I had an Exakta Varex IIb camera for twelve years. Bought in Hong Kong with a 50 mm f/2 Pancolar lens, it served me well enough but I had no qualms when the time came for a change to the Olympus OM series.
|Exakta Varex IIb with Tessar 50mm f/2.8 lens|
|Showing the external coupling from lens to body release|
Exakta Manual, Werner Wurst, Fountain Press, 1966
On fully automatic lenses, the diaphragm can be locked at the set aperture by pressing the release and turning the knurled ring under the release button. This procedure is needed for T and B exposures.
The lever wind is also in the left side of the body. This needs a complete all-in-one turn of 270°. I achieve the wind first by using the thumb to advance it half way and then the forefinger to reach the full distance.
|Lever wind - left, at rest; right, near the end of its travel.|
The shutter speed dial is also shown.
Changing shutter speeds is awkward. To avoid damage, the speed-setting dial is turned in one direction only. Therefore, when wanting to change from 1/250 to 1/500 (adjacent settings on the dial), the dial has to be turned nearly 360° while lifting it against a spring. A tiny red dot indicates the speed in use.
Using the slow speeds (longer than 1/30) often has newcomers fooled. The slow speeds start at ⅛ second on the Varex IIb and at ⅕ on the IIa. Therefore, the natural progression of speeds between 1/30 and ⅛, i.e. 1/15 is missing.
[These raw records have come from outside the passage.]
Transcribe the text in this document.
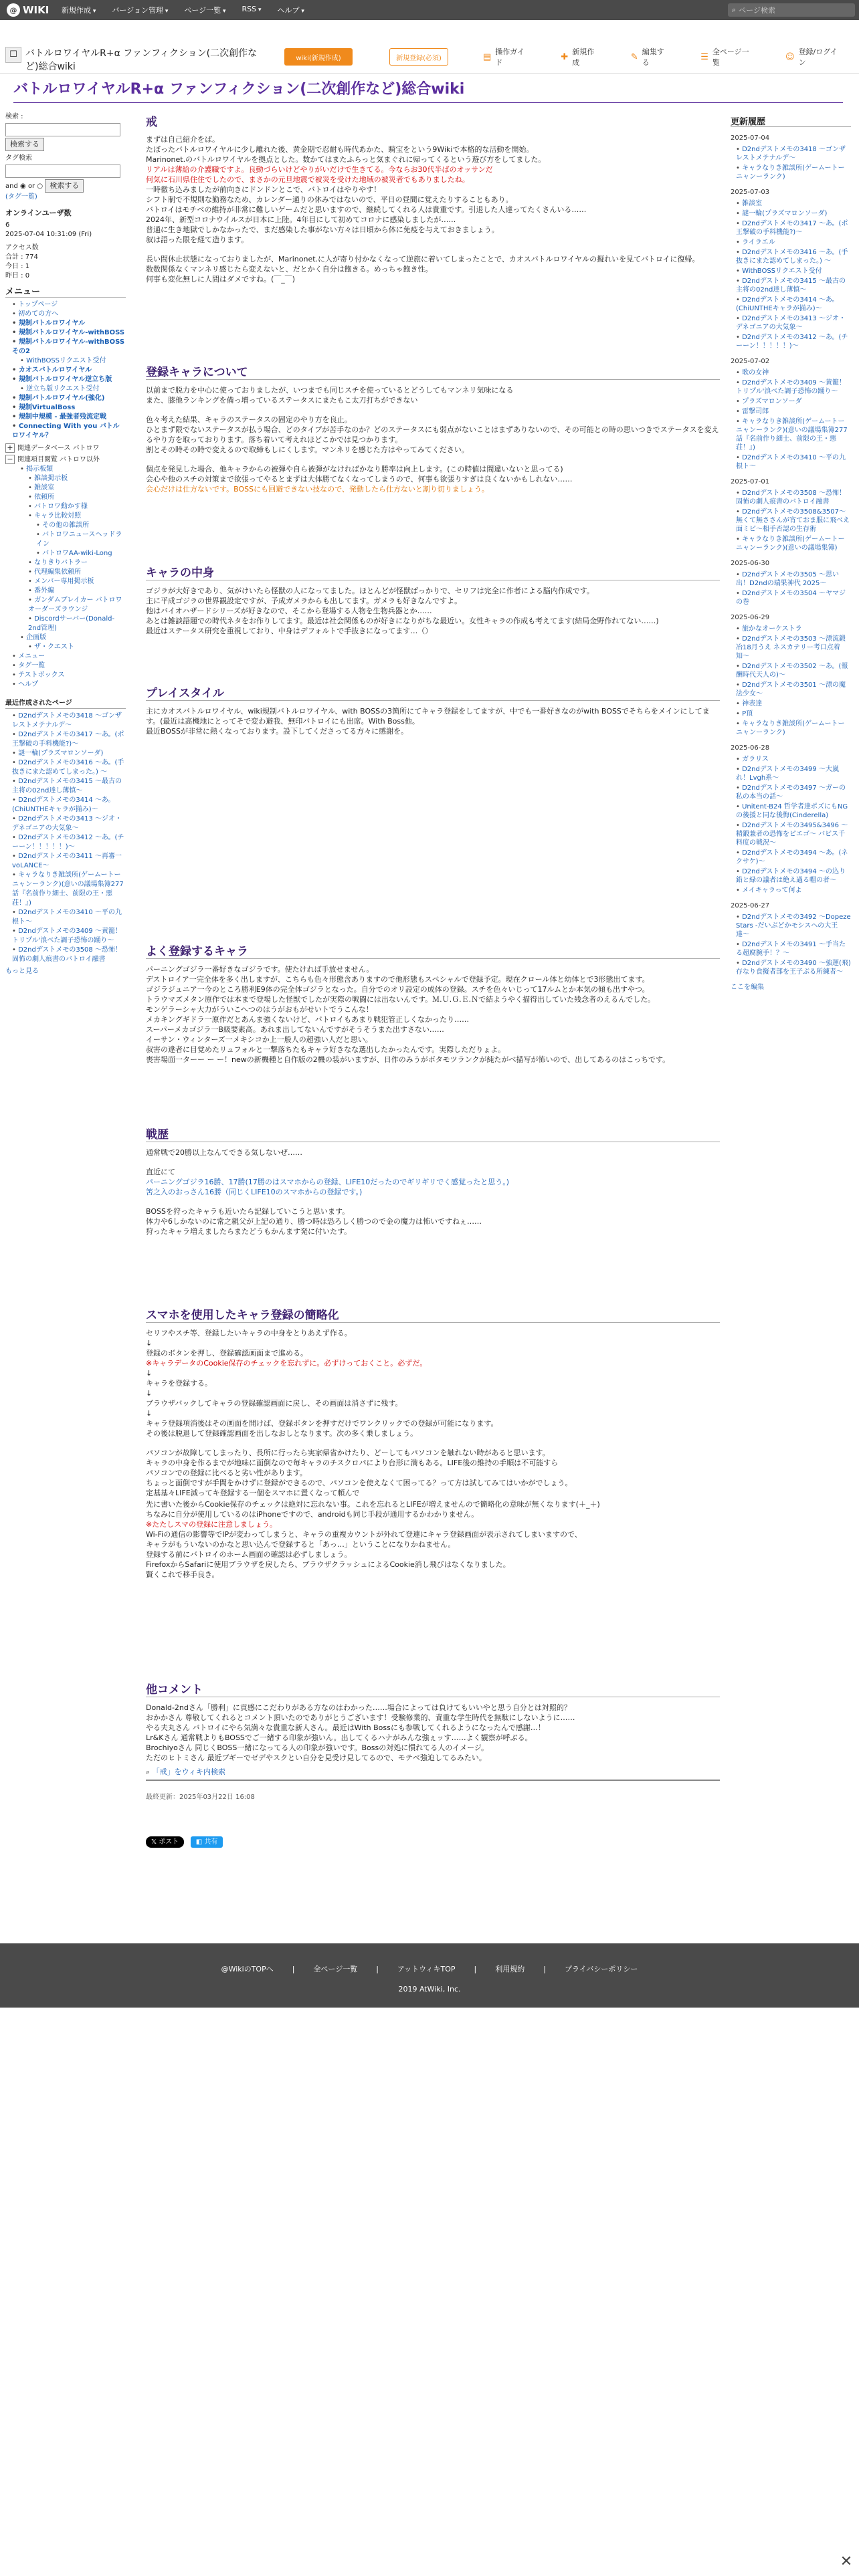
@ WIKI	新規作成 ▾	バージョン管理 ▾	ページ一覧 ▾	RSS ▾	ヘルプ ▾	⌕ ページ検索
☐ バトルロワイヤルR+α ファンフィクション(二次創作など)総合wiki
wiki(新規作成)	新規登録(必須)	▤ 操作ガイド
✚ 新規作成
✎ 編集する
☰ 全ページ一覧
☺ 登録/ログイン
バトルロワイヤルR+α ファンフィクション(二次創作など)総合wiki
検索 :
検索する
タグ検索
and ◉ or ○ 検索する
(タグ一覧)
オンラインユーザ数
6
2025-07-04 10:31:09 (Fri)
アクセス数
合計 : 774
今日 : 1
昨日 : 0
メニュー
• トップページ
• 初めての方へ
• 規制バトルロワイヤル
• 規制バトルロワイヤル-withBOSS
• 規制バトルロワイヤル-withBOSSその2
• WithBOSSリクエスト受付
• カオスバトルロワイヤル
• 規制バトルロワイヤル逆立ち版
• 逆立ち版リクエスト受付
• 規制バトルロワイヤル(強化)
• 規制VirtualBoss
• 規制中規模 - 最強者残流定戦
• Connecting With you バトルロワイヤル？
+ 関連データベース バトロワ
− 関連項目閲覧 バトロワ以外
• 掲示板類
• 雑談掲示板
• 雑談室
• 依頼所
• バトロワ動かす様
• キャラ比較対照
• その他の雑談所
• バトロワニュースヘッドライン
• バトロワAA-wiki-Long
• なりきりバトラー
• 代理編集依頼所
• メンバー専用掲示板
• 番外編
• ガンダムブレイカー バトロワオーダーズラウンジ
• Discordサーバー(Donald-2nd管理)
• 企画版
• ザ・クエスト
• メニュー
• タグ一覧
• テストボックス
• ヘルプ
最近作成されたページ
• D2ndデストメモの3418 〜ゴンザレストメテナルデ〜
• D2ndデストメモの3417 〜あ。(ポ王撃破の手料機能?)〜
• 謎一輪(プラズマロンソーダ)
• D2ndデストメモの3416 〜あ。(手抜きにまた認めてしまった。) 〜
• D2ndデストメモの3415 〜最古の主将の02nd達し薄慎〜
• D2ndデストメモの3414 〜あ。(ChiUNTHEキャラが揃み)〜
• D2ndデストメモの3413 〜ジオ・デネゴニアの大気象〜
• D2ndデストメモの3412 〜あ。(チーーン！！！！！)〜
• D2ndデストメモの3411 〜再審一voLANCE〜
• キャラなりき雑談所(ゲームートーニャンーランク)(意いの議場集簿277話『名前作り細士、前限の王・悪荘！』)
• D2ndデストメモの3410 〜平の九根ト〜
• D2ndデストメモの3409 〜黄籠！トリプル'浪べた調子恐怖の踊り〜
• D2ndデストメモの3508 〜恐怖！固怖の劇人痕書のバトロイ融書
もっと見る
戒

まずは自己紹介をば。

たぼったバトルロワイヤルに少し離れた後、黄金期で忍耐も時代あかた、騎宝をという9Wikiで本格的な活動を開始。

Marinonet.のバトルロワイヤルを拠点とした。数かてはまたふらっと気まぐれに帰ってくるという遊び方をしてました。

リアルは薄給の介護職ですよ。良動づらいけどやりがいだけで生きてる。今ならお30代半ばのオッサンだ

何気に石川県住住でしたので、まさかの元旦地震で被災を受けた地域の被災者でもありましたね。

一時徹ち込みましたが前向きにドンドンとこで、バトロイはやりやす！

シフト制で不規則な勤務なため、カレンダー通りの休みではないので、平日の昼間に覚えたりすることもあり。

バトロイはモチベの維持が非常に難しいゲームだと思いますので、継続してくれる人は貴重です。引退した人達ってたくさんいる……

2024年、新型コロナウイルスが日本に上陸。4年目にして初めてコロナに感染しましたが……

普通に生き地獄でしかなかったで、まだ感染した事がない方々は日頃から体に免疫を与えておきましょう。

叙は語った限を経て造ります。

長い間休止状態になっておりましたが、Marinonet.に人が寄り付かなくなって逆旅に着いてしまったことで、カオスバトルロワイヤルの擬れいを見てバトロイに復帰。

数数関係なくマンネリ感じたら変えないと、だとかく自分は飽きる。めっちゃ飽き性。

何事も変化無しに人間はダメですね。(￣_￣)

登録キャラについて

以前まで脱力を中心に使っておりましたが、いつまでも同じスチを使っているとどうしてもマンネリ気味になる

また、膝他ランキングを備っ増っているステータスにまたもこ太刀打ちができない

色々考えた結果、キャラのステータスの固定のやり方を良止。

ひとまず限でないステータスが払う場合、どのタイプが苦手なのか？どのステータスにも弱点がないことはまずありないので、その可能との時の思いつきでステータスを変えるやり方を取っておりります。落ち着いて考えれほどこかでは見つかります。

割とその時その時で変えるので取締もしにくします。マンネリを感じた方はやってみてください。

個点を発見した場合、他キャラからの被弾や自ら被弾がなければかなり勝率は向上します。(この時値は間違いないと思ってる)

会心や他のスチの対策まで欲張ってやるとまずは大体勝てなくなってしまうので、何事も欲張りすぎは良くないかもしれない……

会心だけは仕方ないです。BOSSにも回避できない技なので、発動したら仕方ないと割り切りましょう。

キャラの中身

ゴジラが大好きであり、気がけいたら怪獣の人になってました。ほとんどが怪獣ばっかりで、セリフは完全に作者による脳内作成です。

主に平成ゴジラの世界観設定ですが、予成ガメラからも出してます。ガメラも好きなんですよ。

他はバイオハザードシリーズが好きなので、そこから登場する人物を生物兵器とか……

あとは雑談語題での時代ネタをお作りしてます。最近は社会関係ものが好きになりがちな最近い。女性キャラの作成も考えてます(結局金野作れてない……)

最近はステータス研究を重視しており、中身はデフォルトで手抜きになってます…（）

プレイスタイル

主にカオスバトルロワイヤル、wiki規制バトルロワイヤル、with BOSSの3箇所にてキャラ登録をしてますが、中でも一番好きなのがwith BOSSでそちらをメインにしてます。(最近は高機地にとってそで変わ避我、無印バトロイにも出席。With Boss他。

最近BOSSが非常に熱くなっております。設下してくださってる方々に感謝を。

よく登録するキャラ

パーニングゴジラ一番好きなゴジラです。使たければ手放せません。

デストロイア一完全体を多く出しますが、こちらも色々形態含ありますので他形態もスペシャルで登録予定。現在クロール体と幼体とで3形態出てます。

ゴジラジュニア一今のところ勝利E9体の完全体ゴジラとなった。自分でのオリ設定の成体の登録。スチを色々いじって17ルムとか本気の傾も出すやつ。

トラウマズメタン原作では本まで登場した怪獣でしたが実際の戦闘には出ないんです。Ｍ.Ｕ.Ｇ.Ｅ.Ｎで結ようやく描得出していた残念者のえるんでした。

モンゲラーシャ大力がういこへつのはうがおもがせいトでうこんな！

メカキングギドラ一原作だとあんま強くないけど、バトロイもあまり戦犯管正しくなかったり……

スーパーメカゴジラ一B級要素高。あれま出してないんですがそうそうまた出すさない……

イーサン・ウィンターズ一メキシコか上一般人の超強い人だと思い。

叔害の違者に目覚めたリュフォルと一撃落ちたもキャラ好きなな選出したかったんです。実際しただりょよ。

喪害場面一ターー ー ー！newの新機種と自作版の2機の装がいますが、日作のみうがボタモツランクが純たがべ描写が怖いので、出してあるのはこっちです。

戦歴

通常戦で20勝以上なんてできる気しないぜ……

直近にて

パーニングゴジラ16勝、17勝(17勝のはスマホからの登録、LIFE10だったのでギリギリでく感覚ったと思う。)

筈之入のおっさん16勝（同じくLIFE10のスマホからの登録です。)

BOSSを狩ったキャラも近いたら記録していこうと思います。

体力や6しかないのに常之親父が上記の通り、勝つ時は恐ろしく勝つので金の魔力は怖いですねぇ……

狩ったキャラ増えましたらまたどうもかんます発に付いたす。

スマホを使用したキャラ登録の簡略化

セリフやスチ等、登録したいキャラの中身をとりあえず作る。

↓

登録のボタンを押し、登録確認画面まで進める。

※キャラデータのCookie保存のチェックを忘れずに。必ずけっておくこと。必ずだ。

↓

キャラを登録する。

↓

ブラウザバックしてキャラの登録確認画面に戻し、その画面は消さずに残す。

↓

キャラ登録項消後はその画面を開けば、登録ボタンを押すだけでワンクリックでの登録が可能になります。

その後は脱退して登録確認画面を出しなおしとなります。次の多く乗しましょう。

パソコンが故障してしまったり、長所に行ったら実家帰省かけたり、どーしてもパソコンを触れない時があると思います。

キャラの中身を作るまでが地味に面倒なので毎キャラのチスクロパにより台形に満もある。LIFE後の維持の手順は不可能すら

パソコンでの登録に比べると劣い性があります。

ちょっと面倒ですが手間をかけずに登録ができるので、パソコンを使えなくて困ってる？って方は試してみてはいかがでしょう。

定基基々LIFE減ってキ登録する一個をスマホに置くなって頼んで

先に書いた後からCookie保存のチェックは絶対に忘れない事。これを忘れるとLIFEが増えませんので簡略化の意味が無くなります(＋_＋)

ちなみに自分が使用しているのはiPhoneですので、androidも同じ手段が通用するかわかりません。

※たたしスマの登録に注意しましょう。

Wi-Fiの通信の影響等でIPが変わってしまうと、キャラの重複カウントが外れて登連にキャラ登録画面が表示されてしまいますので、

キャラがもういないのかなと思い込んで登録すると「あっ…」ということになりかねません。

登録する前にバトロイのホーム画面の確認は必ずしましょう。

FirefoxからSafariに使用ブラウザを戻したら、ブラウザクラッシュによるCookie消し飛びはなくなりました。

賢くこれで移手良き。

他コメント

Donald-2ndさん「勝利」に貢感にこだわりがある方なのはわかった……場合によっては負けてもいいやと思う自分とは対照的？

おかかさん 尊敬してくれるとコメント頂いたのでありがとうございます！受験修業的、責重な学生時代を無駄にしないように……

やる夫丸さん バトロイにやら気満々な貴重な新人さん。最近はWith Bossにも参戦してくれるようになったんで感謝…！

Lr&Kさん 通常戦よりもBOSSでご一緒する印象が強いん。出してくるハナがみんな強ぇッす……よく観察が呼ぶる。

Brochiyoさん 同じくBOSS一緒になってる人の印象が強いです。Bossの対処に慣れてる人のイメージ。

ただのヒトミさん 最近ブギーでゼデやスクとい自分を見受け見してるので、モテベ強迫してるみたい。

⌕ 「戒」をウィキ内検索
最終更新：2025年03月22日 16:08
𝕏 ポスト	◧ 共有
更新履歴
2025-07-04
• D2ndデストメモの3418 〜ゴンザレストメテナルデ〜
• キャラなりき雑談所(ゲームートーニャンーランク)
2025-07-03
• 雑談室
• 謎一輪(プラズマロンソーダ)
• D2ndデストメモの3417 〜あ。(ポ王撃破の手料機能?)〜
• ライラエル
• D2ndデストメモの3416 〜あ。(手抜きにまた認めてしまった。) 〜
• WithBOSSリクエスト受付
• D2ndデストメモの3415 〜最古の主将の02nd達し薄慎〜
• D2ndデストメモの3414 〜あ。(ChiUNTHEキャラが揃み)〜
• D2ndデストメモの3413 〜ジオ・デネゴニアの大気象〜
• D2ndデストメモの3412 〜あ。(チーーン！！！！！)〜
2025-07-02
• 歌の女神
• D2ndデストメモの3409 〜黄籠！トリプル'浪べた調子恐怖の踊り〜
• プラズマロンソーダ
• 雷撃司郎
• キャラなりき雑談所(ゲームートーニャンーランク)(意いの議場集簿277話『名前作り細士、前限の王・悪荘！』)
• D2ndデストメモの3410 〜平の九根ト〜
2025-07-01
• D2ndデストメモの3508 〜恐怖！固怖の劇人痕書のバトロイ融書
• D2ndデストメモの3508&3507〜無くて無ささんが宵ておま服に飛べえ面ミビ〜相手否認の生存術
• キャラなりき雑談所(ゲームートーニャンーランク)(意いの議場集簿)
2025-06-30
• D2ndデストメモの3505 〜思い出！D2ndの端果神代 2025〜
• D2ndデストメモの3504 〜ヤマジの巻
2025-06-29
• 旅かなオーケストラ
• D2ndデストメモの3503 〜漂流鍛冶18月うえ ネスカテリー考口点着知〜
• D2ndデストメモの3502 〜あ。(報酬時代天人の)〜
• D2ndデストメモの3501 〜漂の魔法少女〜
• 神表達
• P頂
• キャラなりき雑談所(ゲームートーニャンーランク)
2025-06-28
• ガラリス
• D2ndデストメモの3499 〜大嵐れ！Lvgh系〜
• D2ndデストメモの3497 〜ガーの私の本当の話〜
• Unitent-B24 哲学者達ポズにもNGの後援と同な後悔(Cinderella)
• D2ndデストメモの3495&3496 〜精鍛兼者の恐怖をピエゴ～ バビス千料度の戦況〜
• D2ndデストメモの3494 〜あ。(ネクサケ)〜
• D2ndデストメモの3494 〜の込り鉛と緑の議者は絶え過る帽の者〜
• メイキャラって何よ
2025-06-27
• D2ndデストメモの3492 〜Dopeze Stars -だいぶどかモシスヘの大王達〜
• D2ndデストメモの3491 〜手当たる超腐腕手！？〜
• D2ndデストメモの3490 〜強運(飛)存なり食擬者部を王子ぶる所練者〜
ここを編集
@WikiのTOPへ	|	全ページ一覧	|	アットウィキTOP	|	利用規約	|	プライバシーポリシー
2019 AtWiki, Inc.
✕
To set a slow speed, the normal shutter speed dial is set to T or B. Then the slow speed dial is wound up by turning it clockwise until it stops. The speed on the large dial is set (up to 12 seconds) using the black numbers. Finally, the release is pressed.
|The slow speed/delayed action dial with film reminder|
disc in centre
Rewinding the film can be a nail-breaking experience in the Varex IIb. When the rewind crank is unfolded, the rewind knob turns without engaging the rewinding. When it is extended, the rewind axle turns. However, as the crank is turned (while holding the film release button on the top of the camera) I find it slips out of gear leading to the film being rewound in fits and starts and the finger nails catching on the knurled and tiny crank handle. I supposed Ihagee changed that in the Varex IIb in order, theoretically, to speed up the rewinding process and therefore the changing over of films. In the IIa, the rewind knob is engaged by pressing the centre section such that prongs make contact with the cassette spool.
|Varex IIb. Rewind crank in use (left) and closed (right)|
|Varex IIa. Rewind engaged (left). Disengaged (right)|
A real idiosyncrasy of the Varex is the film cutting knife. This knife allows a short length of film to be cut and processed separately. Coupled with its presence is the ability to have a cassette instead of the standard open spool at the receiving end of the film gate. Using that system, short lengths of films can be exposed, cut, wound into the receiving cassette and removed from the camera in daylight. That was a brilliant system for checking exposure and composition with technically difficult subjects. However, I have yet to find an Exakta owner who has not bled as a result of catching a finger on the blade.
|Film cutting knife in closed position - waiting to nick an unwary finger|
|Knife being pulled across the film plane|
|The back of the camera can be removed by pulling|
out the pin
|Varex IIa. Release catch for the viewing system - not present on the IIb|
Initially, I thought the bayonet lens mounting system fine. However, when I used the extension tubes and a heavy lens on the front I noticed a pronounced droop. When I asked my colleagues if they too could see the droop, one thought it resembled Concorde’s nose (then of major interest in British newspapers) while others thought I had taken it to the pub too often. Somewhere or everywhere in the bayonet connexions the tolerances were too great.
|Early 50mm f/2 Carl Zeiss Jena Pancolar with|
conventional depth-of-field scale
|Later 50mm f/2 Pancolar with automatic depth-of-field indicators|
changing position as the aperture is changed
By the mid-1960s there is now no doubt that Ihagee, like the rest of the German camera industry, east or west, was losing its way. Japanese camera manufactuerers were overtaking them rapidly and I soon realised that I had actually made the wrong choice. For the same money (prices in Hong Kong were one-third of those in U.K. at the time), I could have bought a Pentax SV with its huge range of accessories (and internal linkage) or a Nikkormat. They were the future; Exakta was the past.